As part of the E2Data research project, we at the Institute of Communication and Computer Systems (ICCS) of the National Technical University of Athens, Greece, have been working on a modified version of Hadoop Yarn where the GPU devices that are available in the underlying cluster are discovered via a Java wrapper of the OpenCL framework API (namely JOCL), instead of vendor-specific binaries.
In other words, we have shifted towards a more uniform and high-level handling of GPUs as "OpenCL-enabled" devices. This way, we manage to decouple GPU discovery/management from vendor-specific technicalities; every GPU, no matter the vendor, is the same for E2Data YARN (more specifically, for the NodeManager component), provided that the OpenCL runtime and drivers for the GPU(s) of interest are installed on the respective node(s) of the cluster.
This way, we managed to use GPUs other than NVIDIA (which are the only ones officially supported via the nvidia-smi binary) with minimal additional effort, after our initial changes.

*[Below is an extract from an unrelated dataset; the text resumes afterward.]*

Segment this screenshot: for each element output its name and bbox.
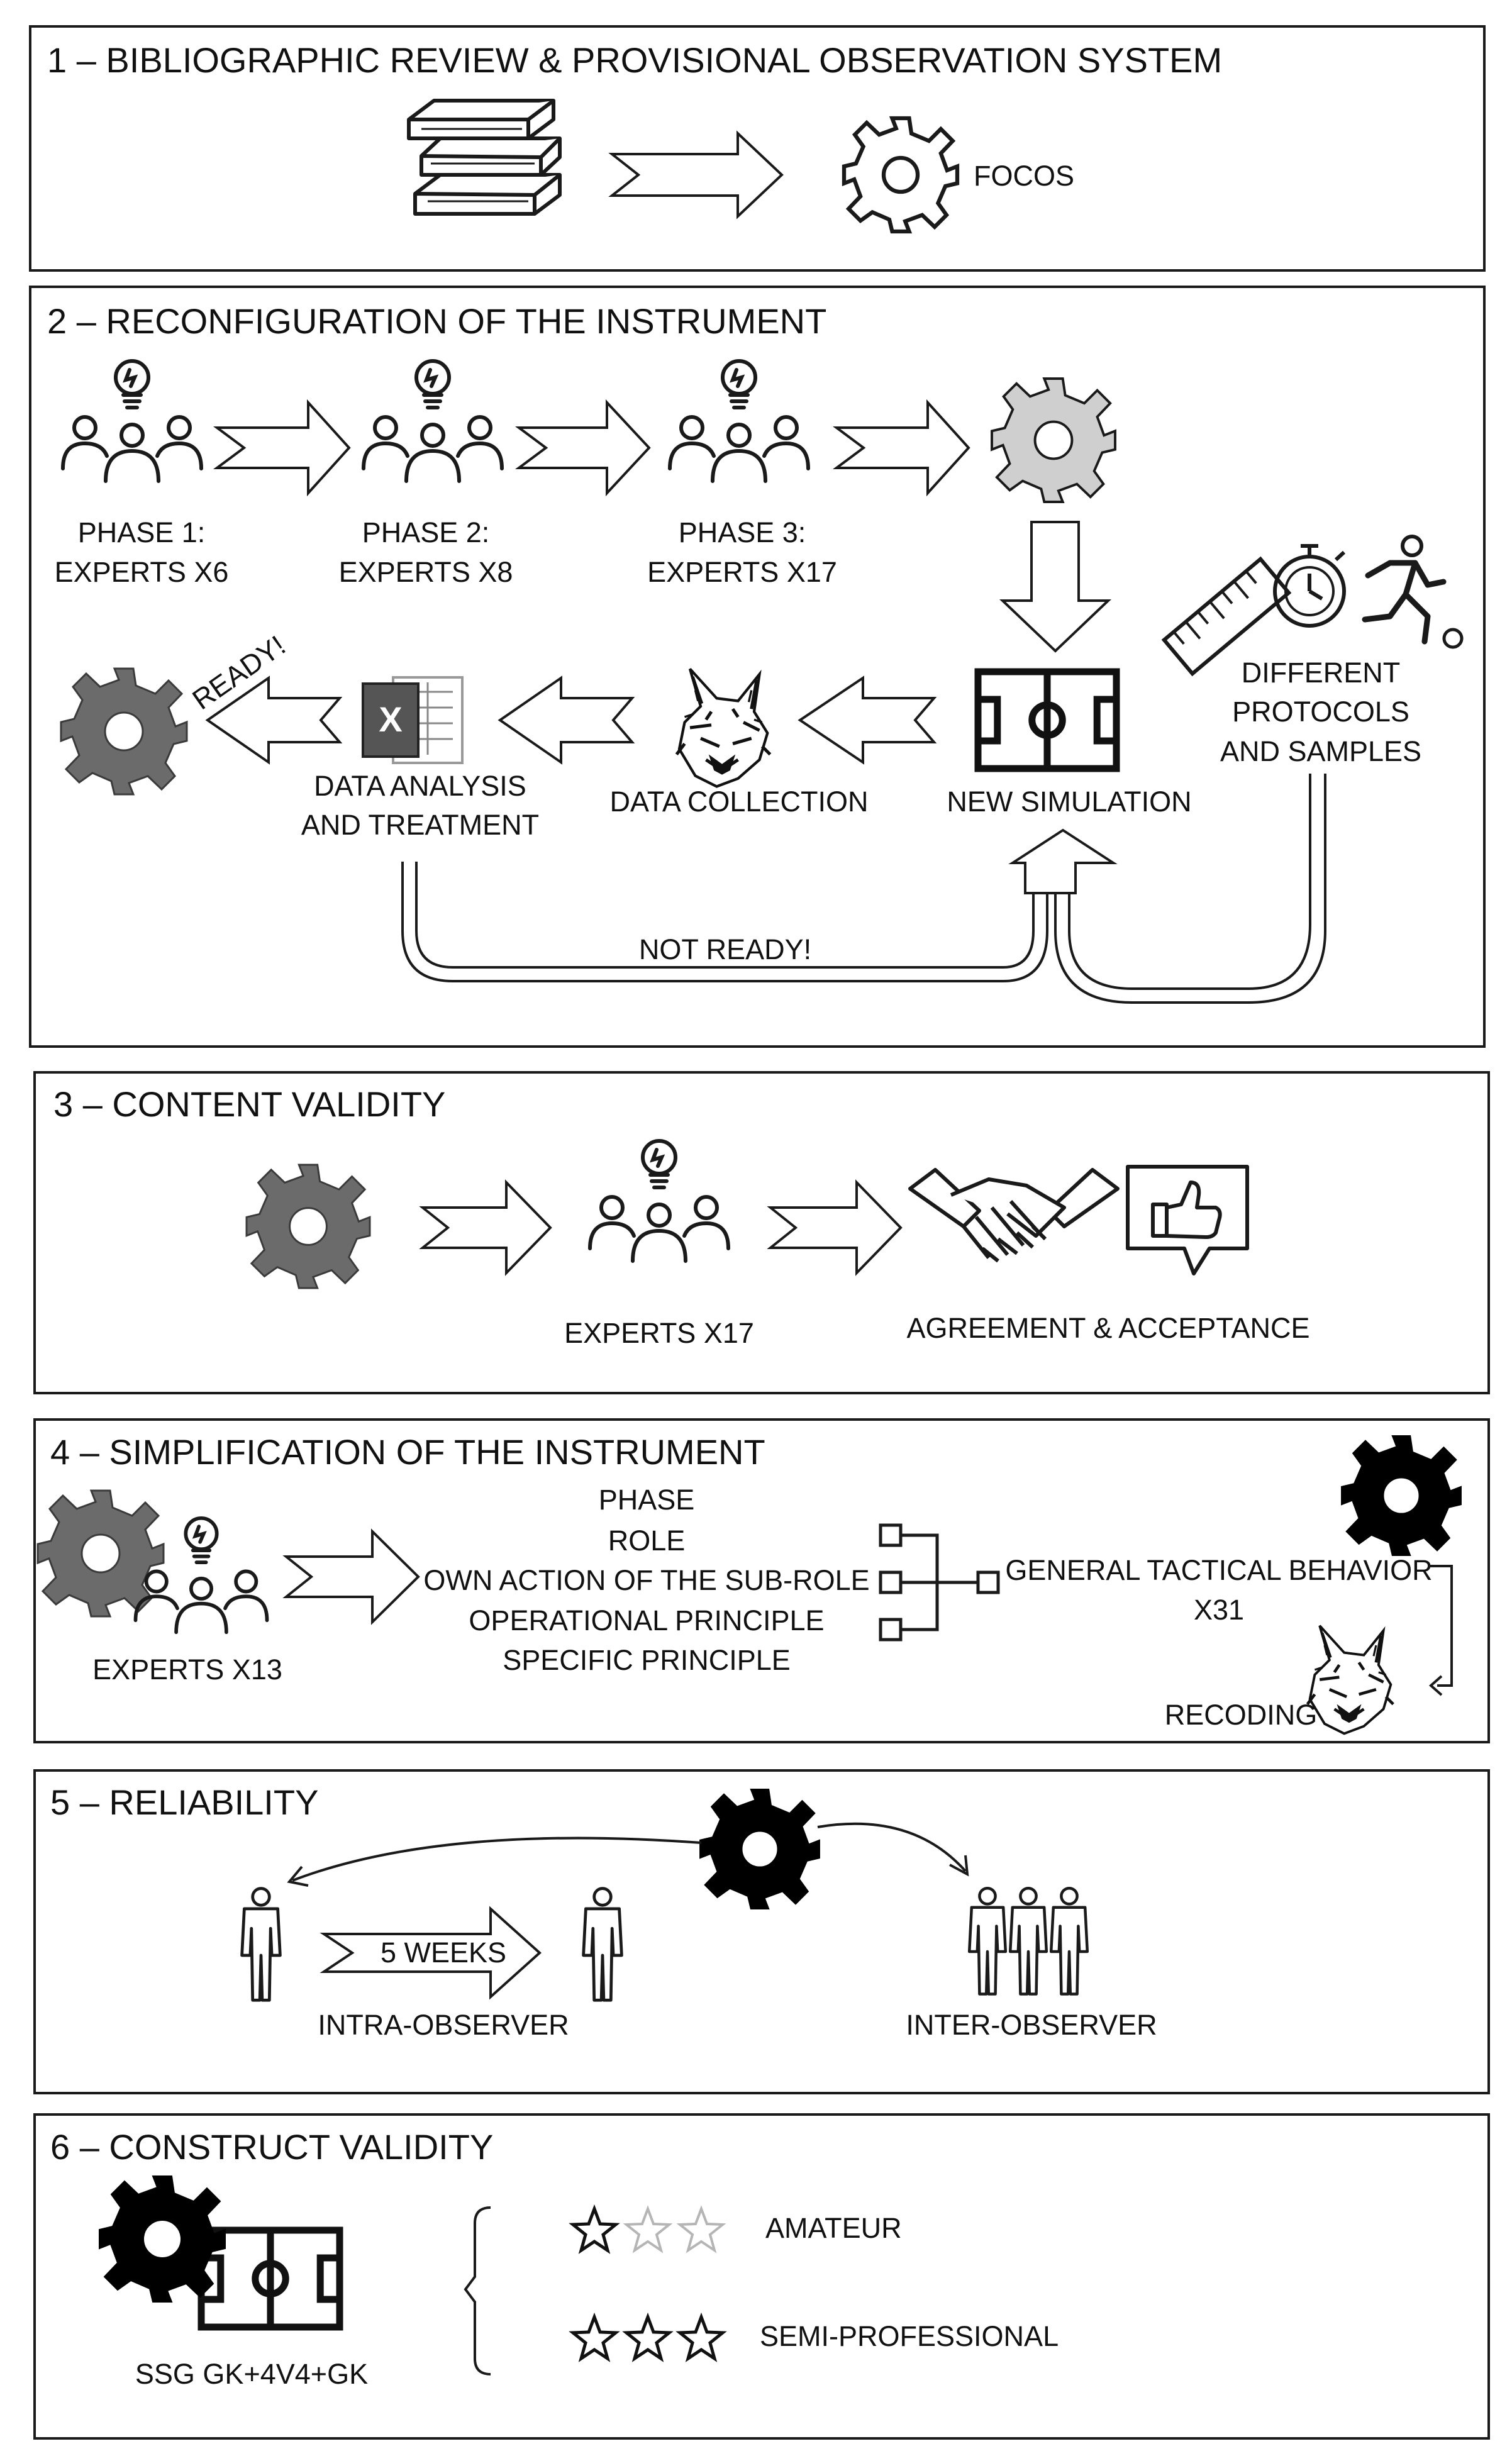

Ultimately, our goal is to unify every processing unit that YARN can possible utilize (CPU cores, GPUs, FPGAs) behind a common, simple, high-level interface; that of the OpenCL-enabled device.
The only drawback of our approach is that vendor-specific info regarding the GPUs is lost (e.g. temperature). We believe, however, that the lost information is not necessary for YARN; everything that Hadoop needs in order to discover and handle GPU devices is provided by OpenCL.
This is just a proposition/a prompt for discussion for the time being. This modified version is a work in progress. We consider community feedback regarding the core concept (and the fact that it may constitute a paradigm shift for YARN) crucial before attaching any patch file and diving into more (technical) details.